The NDA charged that decontrolling prices at this stage would leave ordinary people at the mercy of international oil refiners.”When global crude prices are soft, it defies logic why the Government of India is bent on burdening people repeatedly by hiking retail prices,” it said.

Charging the government with profiteering, the NDA said petrol, which sells at Rs 53/litre at pumps, has a basic price of Rs 16.50. The rest consists of various taxes. Oil export production and sales are subject to ad valorem duties of customs, excise and local state taxes. “Every increase in oil prices increases the revenue burden.The consumer pays both for oil increase and also the increase in taxes, which amounts to over half of the total cost.Clearly, the main purpose of imposing higher prices is to increase the profits of oil companies, so that they can cough up higher and higher dividends to the Government,” the NDA said.

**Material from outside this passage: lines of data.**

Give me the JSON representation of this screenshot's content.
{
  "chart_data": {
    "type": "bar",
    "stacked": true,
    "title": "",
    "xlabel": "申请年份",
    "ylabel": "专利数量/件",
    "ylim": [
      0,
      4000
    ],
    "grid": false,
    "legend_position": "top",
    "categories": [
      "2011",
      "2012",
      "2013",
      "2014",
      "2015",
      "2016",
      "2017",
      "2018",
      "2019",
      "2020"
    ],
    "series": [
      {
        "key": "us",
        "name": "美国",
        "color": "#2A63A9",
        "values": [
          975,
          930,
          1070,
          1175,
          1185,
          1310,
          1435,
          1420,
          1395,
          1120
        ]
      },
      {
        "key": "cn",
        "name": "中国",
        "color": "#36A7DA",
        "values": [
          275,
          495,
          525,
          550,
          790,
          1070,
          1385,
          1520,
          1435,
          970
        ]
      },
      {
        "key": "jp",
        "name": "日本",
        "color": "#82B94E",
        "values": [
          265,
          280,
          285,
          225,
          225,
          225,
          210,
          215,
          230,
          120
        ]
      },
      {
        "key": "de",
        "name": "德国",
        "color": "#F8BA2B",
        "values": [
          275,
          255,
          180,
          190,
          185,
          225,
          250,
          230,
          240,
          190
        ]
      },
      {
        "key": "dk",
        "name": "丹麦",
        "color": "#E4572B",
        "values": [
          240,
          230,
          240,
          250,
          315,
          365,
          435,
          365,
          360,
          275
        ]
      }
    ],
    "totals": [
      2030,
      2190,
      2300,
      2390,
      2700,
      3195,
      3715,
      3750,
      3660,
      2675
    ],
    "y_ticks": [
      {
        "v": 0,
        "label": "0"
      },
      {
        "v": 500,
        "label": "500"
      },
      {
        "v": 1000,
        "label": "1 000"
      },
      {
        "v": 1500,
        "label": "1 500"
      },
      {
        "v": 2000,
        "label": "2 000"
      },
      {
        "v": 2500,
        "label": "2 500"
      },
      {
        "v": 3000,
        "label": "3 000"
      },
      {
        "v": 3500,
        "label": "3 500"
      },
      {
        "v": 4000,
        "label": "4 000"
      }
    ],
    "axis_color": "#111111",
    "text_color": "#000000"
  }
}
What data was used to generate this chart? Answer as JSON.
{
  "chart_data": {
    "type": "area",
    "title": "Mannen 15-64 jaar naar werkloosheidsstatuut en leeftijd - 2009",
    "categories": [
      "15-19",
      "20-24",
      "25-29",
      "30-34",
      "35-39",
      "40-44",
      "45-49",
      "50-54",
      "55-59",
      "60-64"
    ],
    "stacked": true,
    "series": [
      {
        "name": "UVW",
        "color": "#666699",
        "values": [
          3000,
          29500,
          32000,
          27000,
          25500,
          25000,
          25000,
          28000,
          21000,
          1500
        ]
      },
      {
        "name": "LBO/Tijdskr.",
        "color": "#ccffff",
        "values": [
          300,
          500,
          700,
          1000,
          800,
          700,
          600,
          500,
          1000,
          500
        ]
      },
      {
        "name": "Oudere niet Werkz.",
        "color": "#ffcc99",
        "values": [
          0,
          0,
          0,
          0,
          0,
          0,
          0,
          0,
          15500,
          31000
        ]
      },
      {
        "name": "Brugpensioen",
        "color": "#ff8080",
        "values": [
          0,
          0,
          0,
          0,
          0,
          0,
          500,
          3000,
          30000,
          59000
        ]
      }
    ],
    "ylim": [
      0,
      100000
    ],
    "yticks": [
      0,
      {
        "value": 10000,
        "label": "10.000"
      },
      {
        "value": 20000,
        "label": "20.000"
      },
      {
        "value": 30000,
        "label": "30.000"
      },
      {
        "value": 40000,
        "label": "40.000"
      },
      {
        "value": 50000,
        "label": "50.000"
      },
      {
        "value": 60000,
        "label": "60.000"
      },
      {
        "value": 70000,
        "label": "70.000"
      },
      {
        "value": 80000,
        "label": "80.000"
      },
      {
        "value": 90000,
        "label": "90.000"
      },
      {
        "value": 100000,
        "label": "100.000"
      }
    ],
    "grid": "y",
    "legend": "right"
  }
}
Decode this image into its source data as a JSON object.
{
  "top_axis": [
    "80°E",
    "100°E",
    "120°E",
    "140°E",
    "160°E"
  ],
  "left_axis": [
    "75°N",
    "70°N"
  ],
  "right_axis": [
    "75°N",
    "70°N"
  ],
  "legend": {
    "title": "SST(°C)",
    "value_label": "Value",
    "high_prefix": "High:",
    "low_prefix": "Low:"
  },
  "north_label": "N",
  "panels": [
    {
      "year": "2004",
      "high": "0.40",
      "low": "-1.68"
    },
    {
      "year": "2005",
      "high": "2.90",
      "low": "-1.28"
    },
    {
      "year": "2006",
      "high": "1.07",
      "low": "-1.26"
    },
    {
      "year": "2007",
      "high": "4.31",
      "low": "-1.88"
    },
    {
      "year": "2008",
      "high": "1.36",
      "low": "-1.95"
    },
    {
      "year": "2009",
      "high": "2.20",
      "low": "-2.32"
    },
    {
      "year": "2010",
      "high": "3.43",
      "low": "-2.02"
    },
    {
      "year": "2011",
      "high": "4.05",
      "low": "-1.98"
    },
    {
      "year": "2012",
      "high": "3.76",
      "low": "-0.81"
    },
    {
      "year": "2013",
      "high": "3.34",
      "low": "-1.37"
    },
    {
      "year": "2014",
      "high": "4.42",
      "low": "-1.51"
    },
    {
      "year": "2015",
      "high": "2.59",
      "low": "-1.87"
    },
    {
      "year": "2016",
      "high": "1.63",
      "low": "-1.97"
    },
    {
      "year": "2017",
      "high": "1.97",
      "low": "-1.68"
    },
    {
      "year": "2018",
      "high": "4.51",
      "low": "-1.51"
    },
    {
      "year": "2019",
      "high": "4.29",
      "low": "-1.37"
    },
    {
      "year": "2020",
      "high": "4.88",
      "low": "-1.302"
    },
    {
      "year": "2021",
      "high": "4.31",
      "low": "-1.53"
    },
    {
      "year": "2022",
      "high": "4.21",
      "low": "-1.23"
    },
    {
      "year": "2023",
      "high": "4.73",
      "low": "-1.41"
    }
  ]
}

The coalition said in 2008-9, public sector oil companies contributed Rs 90,000 crore by way of dividends. With the latest raise, the dividend is estimated to climb to Rs 120,000 crore. Yet, the Government argues that high international prices will result in the loss of Rs 53,000 crore to its revenues. “Assuming for a moment that the Government is not lying (although how it has reached the figure of Rs 53,000 crore is quite baffling), it still stands to make a huge profit by the increased fuel prices,” said the NDA.